The parenting techniques that had been successful with my first child didn't work for Emily She was thin as a rail with dark circles under her eyes. We always had plenty of protein, fruit, and vegetables for snacks and meals, but for years she ate only apples, other salicylates like cucumbers, grapes, and oranges, and peanut butter sandwiches. (I would later learn that the peanut butter was not a Feingold-acceptable brand.)
At a medical checkup for my older daughter, five year old Emily had squirmed, hopped, climbed, hummed, fell, bounced, and tried to sit again all in the space of about a minute. This doctor asked me if I wanted to have her tested for ADHD. Thus began my search for what would help my younger daughter. We agreed to try drugs, behavioral modification, nutritional supplements and organics. Everything worked a little or sometimes, but Emily continued to panic frequently - especially when it was time to clean her room.

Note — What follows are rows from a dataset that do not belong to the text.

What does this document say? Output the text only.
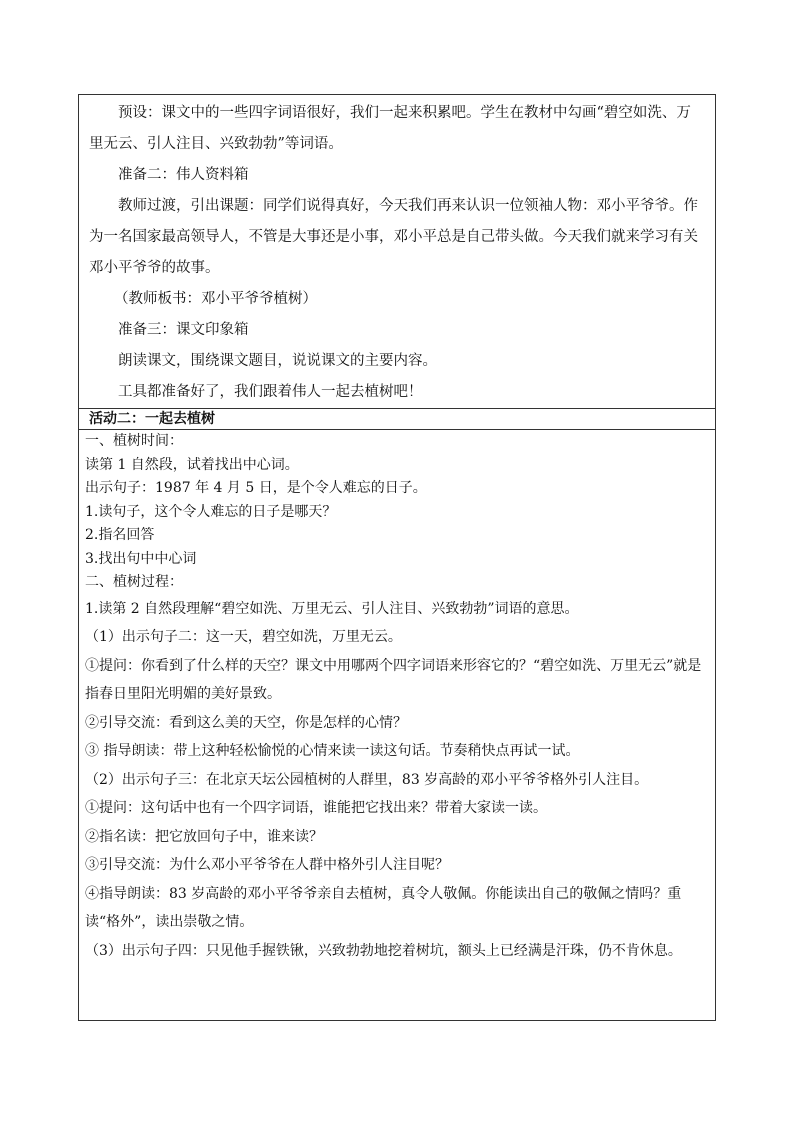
预设：课文中的一些四字词语很好，我们一起来积累吧。学生在教材中勾画“碧空如洗、万里无云、引人注目、兴致勃勃”等词语。

准备二：伟人资料箱

教师过渡，引出课题：同学们说得真好，今天我们再来认识一位领袖人物：邓小平爷爷。作为一名国家最高领导人，不管是大事还是小事，邓小平总是自己带头做。今天我们就来学习有关邓小平爷爷的故事。

（教师板书：邓小平爷爷植树）

准备三：课文印象箱

朗读课文，围绕课文题目，说说课文的主要内容。

工具都准备好了，我们跟着伟人一起去植树吧！

活动二：一起去植树

一、植树时间：

读第 1 自然段，试着找出中心词。

出示句子：1987 年 4 月 5 日，是个令人难忘的日子。

1.读句子，这个令人难忘的日子是哪天？

2.指名回答

3.找出句中中心词

二、植树过程：

1.读第 2 自然段理解“碧空如洗、万里无云、引人注目、兴致勃勃”词语的意思。

（1）出示句子二：这一天，碧空如洗，万里无云。

①提问：你看到了什么样的天空？课文中用哪两个四字词语来形容它的？“碧空如洗、万里无云”就是指春日里阳光明媚的美好景致。

②引导交流：看到这么美的天空，你是怎样的心情？

③ 指导朗读：带上这种轻松愉悦的心情来读一读这句话。节奏稍快点再试一试。

（2）出示句子三：在北京天坛公园植树的人群里，83 岁高龄的邓小平爷爷格外引人注目。

①提问：这句话中也有一个四字词语，谁能把它找出来？带着大家读一读。

②指名读：把它放回句子中，谁来读？

③引导交流：为什么邓小平爷爷在人群中格外引人注目呢？

④指导朗读：83 岁高龄的邓小平爷爷亲自去植树，真令人敬佩。你能读出自己的敬佩之情吗？重读“格外”，读出崇敬之情。

（3）出示句子四：只见他手握铁锹，兴致勃勃地挖着树坑，额头上已经满是汗珠，仍不肯休息。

In the spring of 2005, we decided that we couldn't keep her on Ritalin anymore, and the next day the Canadians banned Adderall. We weaned her off all drugs and tried organic foods. There was some improvement, but not consistently (I had not considered her toothpaste, shampoo, and other non-food items, plus her favorite snacks were all salicylates).
Finally, we found the Feingold Program
Several weeks ago I posted our good news - a milestone for Emily - on an ADHD message board:
"Yesterday for the first time ever, Emily cleaned her room. She did it without any impetus at all!! She volunteered, did it on her own, and told me about it later! She also cleaned her sister's closet. She said that she just felt like it. I had to sit down and take slow breaths!"This was a quantum leap. I had been holding her to the cleaning standards of a 2 year old because she didn't seem to be able to do any better. And I had put so much effort into this one issue, that the day she did it on her own floored me. I've been telling everybody that the Feingold Program is responsible for the "New Emily."
The room cleaning episode was at the beginning of the fourth week, but we saw results within three days. Since I also have ADHD, I joined my little dear, and guess what? I quit "flying off the handle" and crying over minor things. And I'm no longer depressed, (years ago, I had been diagnosed with SADD).
There are people on the e-loop who say they've been with Feingold for over 20 years. It would have been wonderful if I could have said that, but I wasn't listening then. It took having a child facing her own difficulties for me to care enough to search for the solution. We have slipped up on the diet now and again, but it only serves to show us how good it is. We have a Better Boo.
Thanks for caring enough to do the research needed to tell people like us how to stay sane.